Would he tell the creditors and reporters? If word of her true situation escaped, all of England would know the shocking state of her finances. Even Levenhorne and the men at the bank did not know how bad it was, how close they’d come to having nothing to eat.
“I came here to offer you help,” he said. “How much money do you need?”
“I don’t need money.” She felt her cheeks heat. “But if I did, I would not take yours.”
His brows rose. “Why?”
“Why?” She gave a nervous laugh. “Would that not mean I was in your keeping? Do not mistresses accept money from their…patrons?”
His eyes creased at the corners. “I make the offer as a friend, nothing more.”
She glanced away. Truth was, she still needed money for the most pressing debts. It would buy her time until her parents returned and her father could help her. At present, her only hope was that her sister could find a way to help her, to get money to her without her husband’s knowledge. Lydia had sent Mary to pass on a letter through her sister’s maid.
“I do not need your money, Adrian,” she whispered.
“I offer it without obligation.”
He said this so sincerely, she almost believed him, but she’d believed Wexin, a murderer who professed to love her, who bought her trinkets, while spending every penny of her dowry. It made no sense that a near-stranger, a known rake, would offer her money without expecting something in return.
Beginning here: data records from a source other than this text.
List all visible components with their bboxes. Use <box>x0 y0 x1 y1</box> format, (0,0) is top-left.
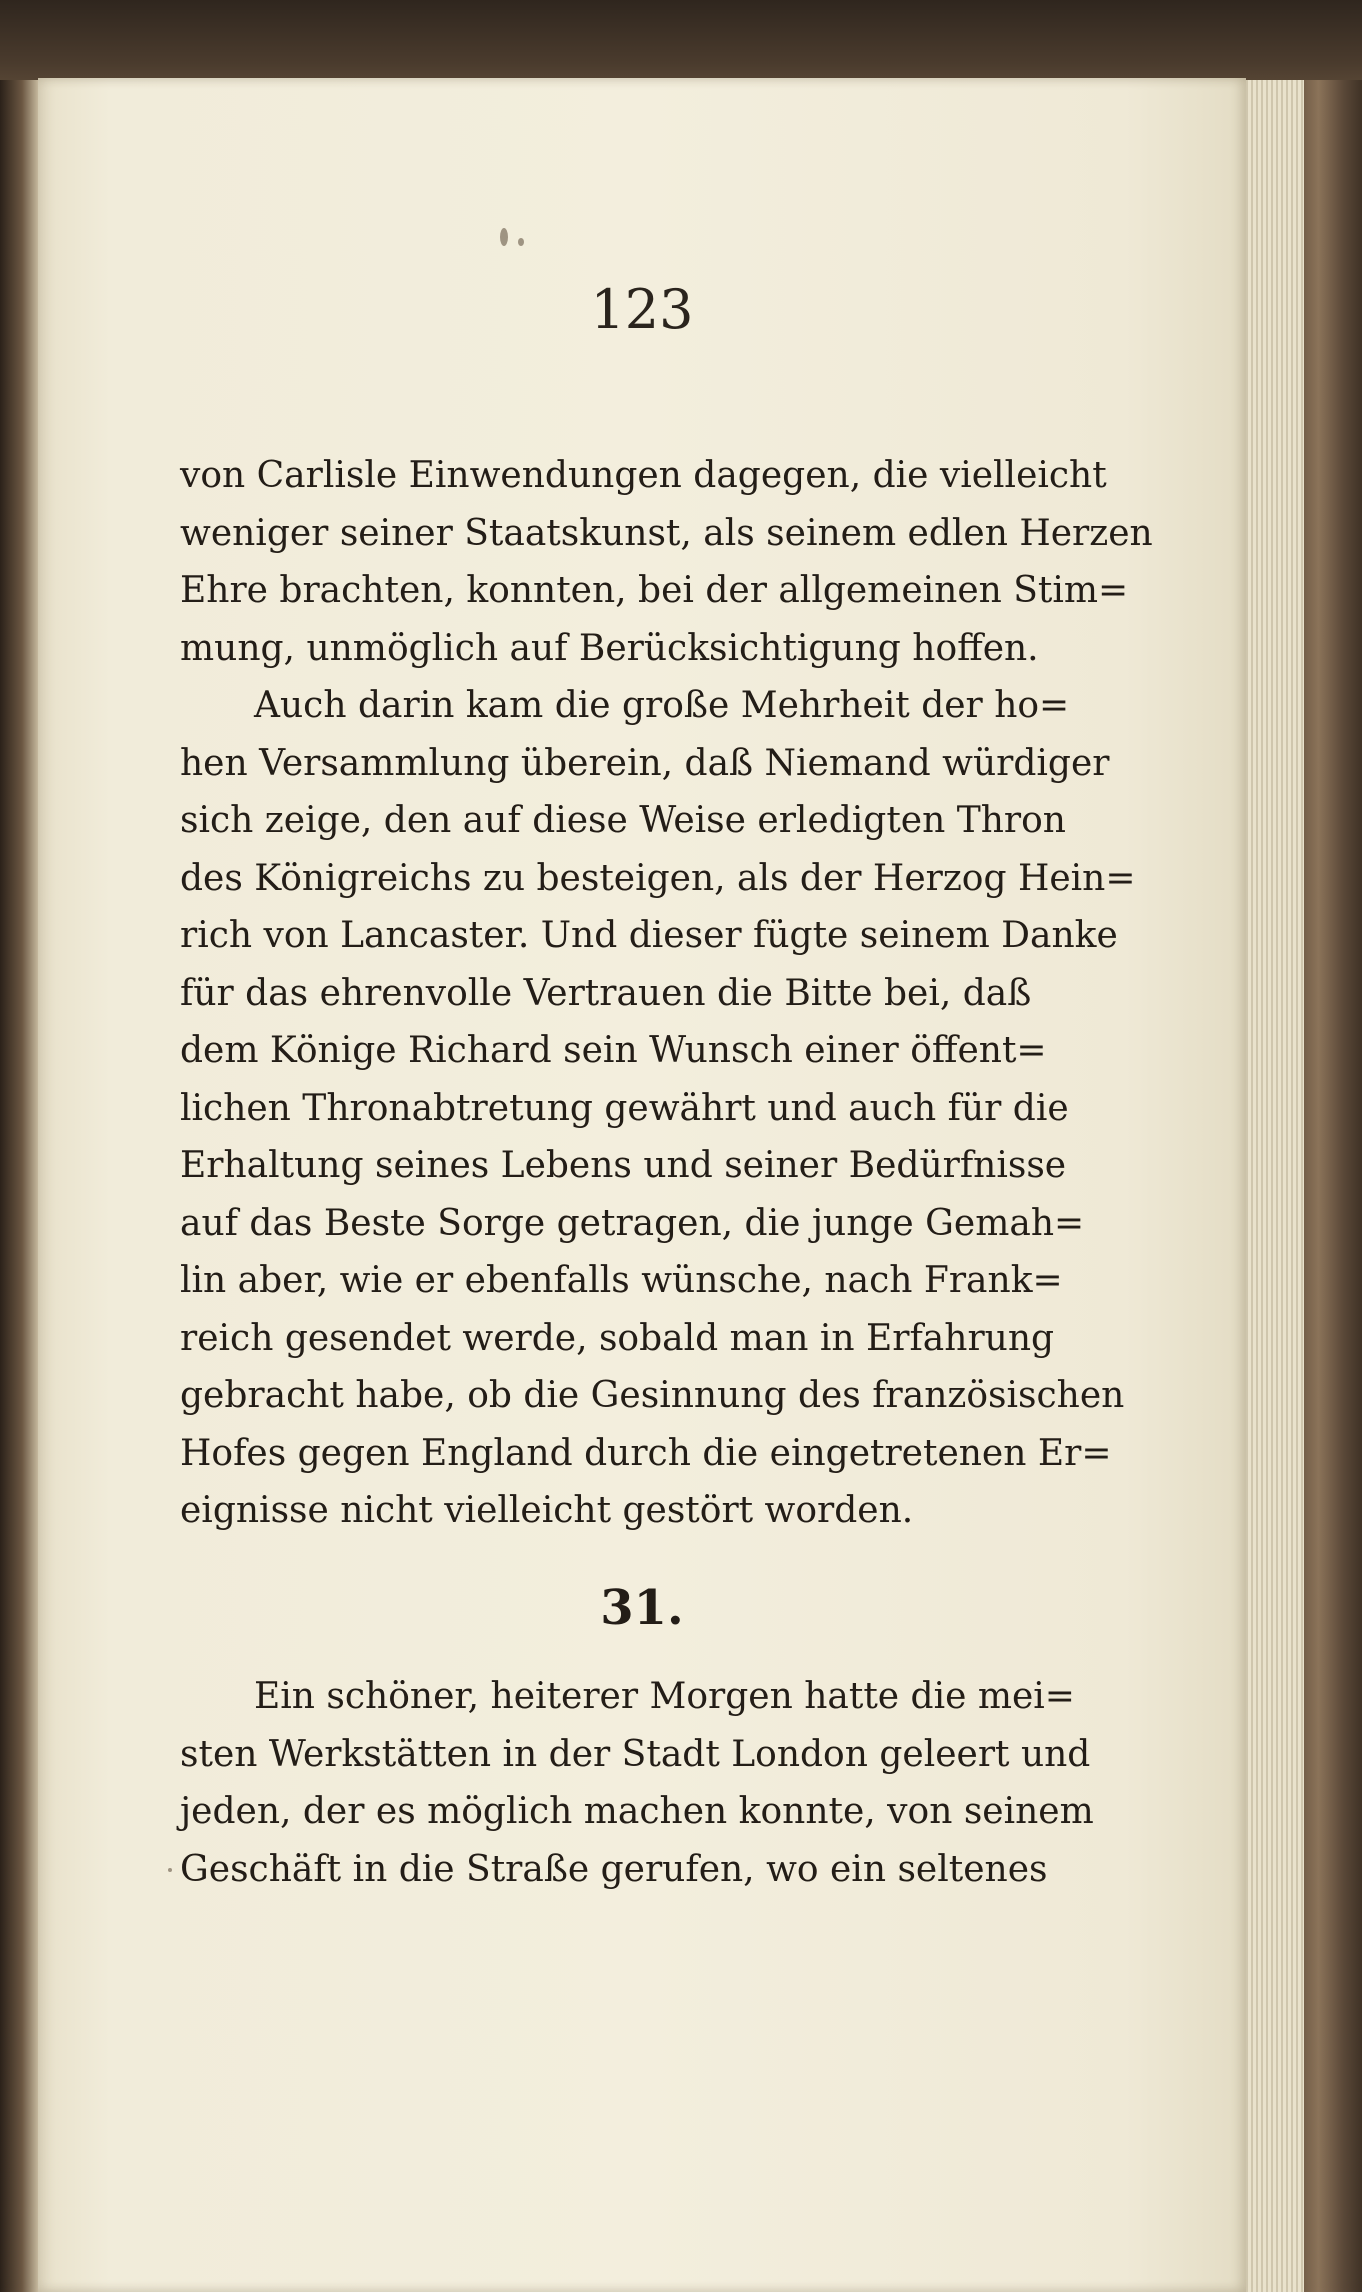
paper-speck <box>168 1868 172 1872</box>
text-line: mung, unmöglich auf Berücksichtigung hoffen. <box>180 627 1039 669</box>
text-line: Geschäft in die Straße gerufen, wo ein seltenes <box>180 1848 1048 1890</box>
text-line: Auch darin kam die große Mehrheit der ho= <box>254 685 1070 726</box>
book-cover-edge <box>1300 80 1362 2292</box>
gutter-shadow <box>0 80 40 2292</box>
text-line: Ein schöner, heiterer Morgen hatte die mei= <box>254 1676 1075 1717</box>
book-top-edge <box>0 0 1362 90</box>
chapter-paragraph <box>180 1668 1094 1898</box>
text-line: lin aber, wie er ebenfalls wünsche, nach Frank= <box>180 1260 1063 1301</box>
book-page <box>38 78 1246 2292</box>
text-line: sich zeige, den auf diese Weise erledigten Thron <box>180 800 1066 841</box>
text-line: lichen Thronabtretung gewährt und auch für die <box>180 1087 1069 1129</box>
text-line: Ehre brachten, konnten, bei der allgemeinen Stim= <box>180 570 1129 611</box>
text-line: weniger seiner Staatskunst, als seinem edlen Herzen <box>180 512 1153 554</box>
paper-stain <box>518 238 524 246</box>
page-stack-edge <box>1238 80 1304 2292</box>
text-line: des Königreichs zu besteigen, als der Herzog Hein= <box>180 857 1136 899</box>
text-line: eignisse nicht vielleicht gestört worden. <box>180 1490 914 1531</box>
text-line: gebracht habe, ob die Gesinnung des französischen <box>180 1375 1125 1416</box>
text-line: hen Versammlung überein, daß Niemand würdiger <box>180 742 1110 784</box>
chapter-heading: 31. <box>600 1580 684 1636</box>
text-line: sten Werkstätten in der Stadt London geleert und <box>180 1733 1091 1775</box>
text-line: für das ehrenvolle Vertrauen die Bitte bei, daß <box>180 972 1032 1014</box>
text-line: reich gesendet werde, sobald man in Erfahrung <box>180 1317 1055 1359</box>
text-line: rich von Lancaster. Und dieser fügte seinem Danke <box>180 915 1118 956</box>
paragraph-continuation <box>180 447 1153 1540</box>
text-line: jeden, der es möglich machen konnte, von seinem <box>180 1791 1094 1832</box>
text-line: Erhaltung seines Lebens und seiner Bedürfnisse <box>180 1145 1067 1186</box>
text-line: dem Könige Richard sein Wunsch einer öffent= <box>180 1030 1047 1071</box>
text-line: von Carlisle Einwendungen dagegen, die vielleicht <box>180 455 1107 496</box>
page-number: 123 <box>590 278 694 341</box>
text-line: auf das Beste Sorge getragen, die junge Gemah= <box>180 1202 1085 1244</box>
paper-stain <box>500 228 508 246</box>
text-line: Hofes gegen England durch die eingetretenen Er= <box>180 1432 1112 1474</box>
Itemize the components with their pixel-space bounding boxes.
“It is not your place to help me,” she told Adrian. She blinked. “If I needed help, that is.” She squared her shoulders and forced herself to look directly into his eyes. “Please leave now, Adrian.”
For a moment he looked as if he would cross the room to her, but instead, he turned and walked to the door. She twisted away, not wishing to watch him disappear out of her life.
His voice came from behind her. “I am your friend, Lydia. Remember that.”
She spun back around, but he had gone.
Chapter Four
All eyes are on Kew Palace this day where the Queen remains gravely ill, her physicians declaring the state of her health to be one of “great and imminent danger”…—The New Observer, November 15, 1818
Samuel Reed lounged in the wooden chair while his brother, Phillip, the manager and editor of The New Observer, sat behind the desk, his face blocked by the newspaper he held in front of him.
“We must find something more interesting than the Queen’s illness for tomorrow’s paper, else we’ll be reduced to printing handbills and leaflets like Father.”
Their father had been a printer with no ambition, except to see how much gin he could consume every night. It was not until the man died of a drunken fall from the second-storey window of a Cheapside brothel that Samuel and Phillip could realise their much loftier ambitions: to publish a newspaper.
They were determined to make The New Observer the most popular newspaper in London, and Samuel’s stories about Lady Wexin had definitely set it on its way. Each London newspaper had its speciality, and the Reed brothers had deliberately carved out their own unique niche. Not for them political commentary or a commitment to social change. The Reed brothers specialised in society gossip and stories of murder and mayhem, the more outrageous the better.